For starters we picked up an 80 series locally with a petrol engine that ran well, but wasn’t suited to the vehicle’s upcoming life touring the world.
On a previous trip along the Canning Stock Route with Thomas and his friends at 4x4 World Explorer, I’d noticed (and discounted) a 105 vehicle with a wrecked body, but had za good chassis. After my return to Perth when I decided I needed one for a Lexus LX470 bodied, 1HD-FTE powered 105 I made contact with the owner. We found that the 1HZ motor seemed okay, but started and stopped with a problem that was likely related to the electronic controls on the injection pump.
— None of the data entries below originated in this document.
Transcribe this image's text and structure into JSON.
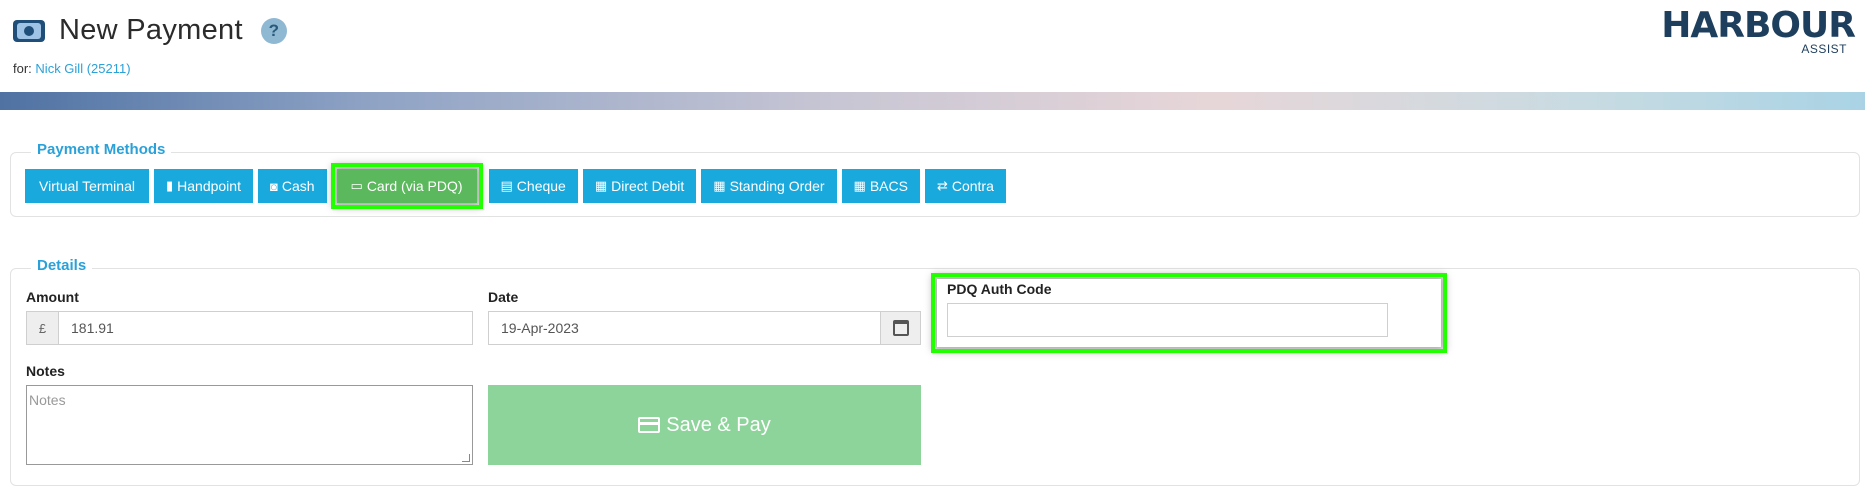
{
  "header": {
    "title": "New Payment",
    "help_glyph": "?",
    "for_prefix": "for:",
    "customer": "Nick Gill (25211)"
  },
  "logo": {
    "main": "HARBOUR",
    "sub": "ASSIST"
  },
  "payment_methods": {
    "legend": "Payment Methods",
    "buttons": [
      {
        "label": "Virtual Terminal",
        "icon": ""
      },
      {
        "label": "Handpoint",
        "icon": "mobile-icon"
      },
      {
        "label": "Cash",
        "icon": "cash-icon"
      },
      {
        "label": "Card (via PDQ)",
        "icon": "credit-card-icon",
        "active": true
      },
      {
        "label": "Cheque",
        "icon": "cheque-icon"
      },
      {
        "label": "Direct Debit",
        "icon": "calendar-icon"
      },
      {
        "label": "Standing Order",
        "icon": "calendar-icon"
      },
      {
        "label": "BACS",
        "icon": "calendar-icon"
      },
      {
        "label": "Contra",
        "icon": "exchange-icon"
      }
    ]
  },
  "details": {
    "legend": "Details",
    "amount_label": "Amount",
    "currency": "£",
    "amount_value": "181.91",
    "date_label": "Date",
    "date_value": "19-Apr-2023",
    "pdq_label": "PDQ Auth Code",
    "pdq_value": "",
    "notes_label": "Notes",
    "notes_placeholder": "Notes",
    "save_label": "Save & Pay"
  },
  "colors": {
    "primary_button": "#1aa9dd",
    "active_button": "#5cb85c",
    "save_button": "#8dd49b",
    "highlight": "#22ff00",
    "legend_text": "#2aa1d8"
  }
}
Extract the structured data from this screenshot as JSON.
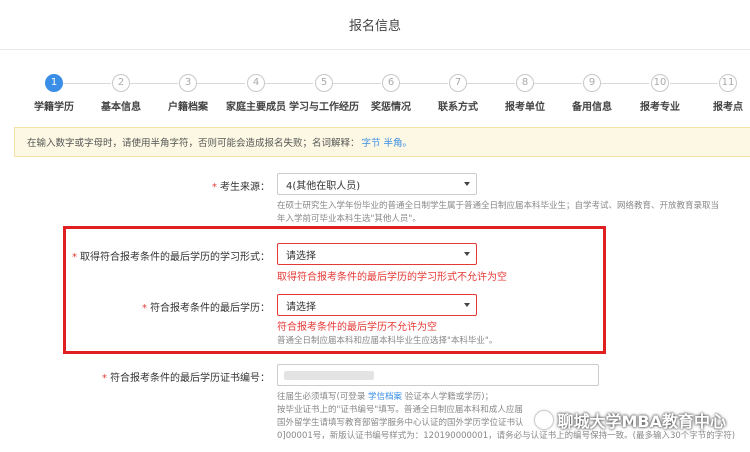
{
  "page_title": "报名信息",
  "steps": [
    {
      "num": "1",
      "label": "学籍学历",
      "active": true
    },
    {
      "num": "2",
      "label": "基本信息",
      "active": false
    },
    {
      "num": "3",
      "label": "户籍档案",
      "active": false
    },
    {
      "num": "4",
      "label": "家庭主要成员",
      "active": false
    },
    {
      "num": "5",
      "label": "学习与工作经历",
      "active": false
    },
    {
      "num": "6",
      "label": "奖惩情况",
      "active": false
    },
    {
      "num": "7",
      "label": "联系方式",
      "active": false
    },
    {
      "num": "8",
      "label": "报考单位",
      "active": false
    },
    {
      "num": "9",
      "label": "备用信息",
      "active": false
    },
    {
      "num": "10",
      "label": "报考专业",
      "active": false
    },
    {
      "num": "11",
      "label": "报考点",
      "active": false
    }
  ],
  "notice": {
    "text": "在输入数字或字母时，请使用半角字符，否则可能会造成报名失败；名词解释：",
    "link": "字节 半角。"
  },
  "form": {
    "source": {
      "label": "考生来源：",
      "value": "4(其他在职人员)",
      "help1": "在硕士研究生入学年份毕业的普通全日制学生属于普通全日制应届本科毕业生；自学考试、网络教育、开放教育录取当",
      "help2": "年入学前可毕业本科生选\"其他人员\"。"
    },
    "study_form": {
      "label": "取得符合报考条件的最后学历的学习形式：",
      "value": "请选择",
      "error": "取得符合报考条件的最后学历的学习形式不允许为空"
    },
    "last_degree": {
      "label": "符合报考条件的最后学历：",
      "value": "请选择",
      "error": "符合报考条件的最后学历不允许为空",
      "help": "普通全日制应届本科和应届本科毕业生应选择\"本科毕业\"。"
    },
    "cert_no": {
      "label": "符合报考条件的最后学历证书编号：",
      "help1": "往届生必须填写(可登录",
      "help1_link": "学信档案",
      "help1_rest": "验证本人学籍或学历)；",
      "help2": "按毕业证书上的\"证书编号\"填写。普通全日制应届本科和成人应届",
      "help3": "国外留学生请填写教育部留学服务中心认证的国外学历学位证书认",
      "help4": "0]00001号，新版认证书编号样式为：120190000001，请务必与认证书上的编号保持一致。(最多输入30个字节的字符)"
    }
  },
  "watermark": "聊城大学MBA教育中心"
}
With the body off, we cleaned up the red mud off the 1HZ, installed it into the 80 with a Grunter Extreme from GTurbo and a large bar and plate front mount intercooler and exported it to Kuala Lumpur for the start of it’s adventure. We kept the Eastern Goldfields 4WD Club number plates in recognition of it’s past touring the interior of WA. The very first owner turned out to be a mate around the corner who proposed to his wife with this vehicle!
So with plenty of adventures already under it’s belt, my friend and his son joined the convoy from 4x4 World Explorer and drove north from Kuala Lumpur, through Thailand, the mountains of Laos, and into China. I joined them in northern China with my wife and father in law and we headed west into Mongolia, then north into Siberia where the real adventure began and the party thinned out.
Over the next month we made our way along the renowned Road of Bones to the farthest eastern part of Russia accessible by road, and then to Vladivostok. Plenty of mountainous scenery and dirt roads with a few falls of snow just so we knew it could get really cold there.
Performance of the package with the GTurbo and front mount intercooler was exceptional. Fuel economy was far superior to the non aspirated 1HZ in the convoy, as was performance. The ability of the vehicle to easily maintain speed up the long mountain passes in China quickly became legendary as the other 1HZ’s fell away at the high altitudes.
Not only did this vehicle live a full life in the rough goldfields of Western Australia, and drive to the most eastern point of the Asian landmass possible, it’s next trip took it back into China, Everest Base Camp, Moscow, the top end of Norway, down the coast and into London. So it’s been the furthest east, the furthest south, the furthest north and the furthest west of the huge landmass of Asia and Europe. It’s completed a 2 month trip into Africa and next year will be off to South America for another 2 month trip as the main support vehicle so its heavily loaded.
These trips alone give proof to the capacity of a well tuned 1HZ to handle a properly matched turbocharger and the power and efficiencies of a front mount intercooler.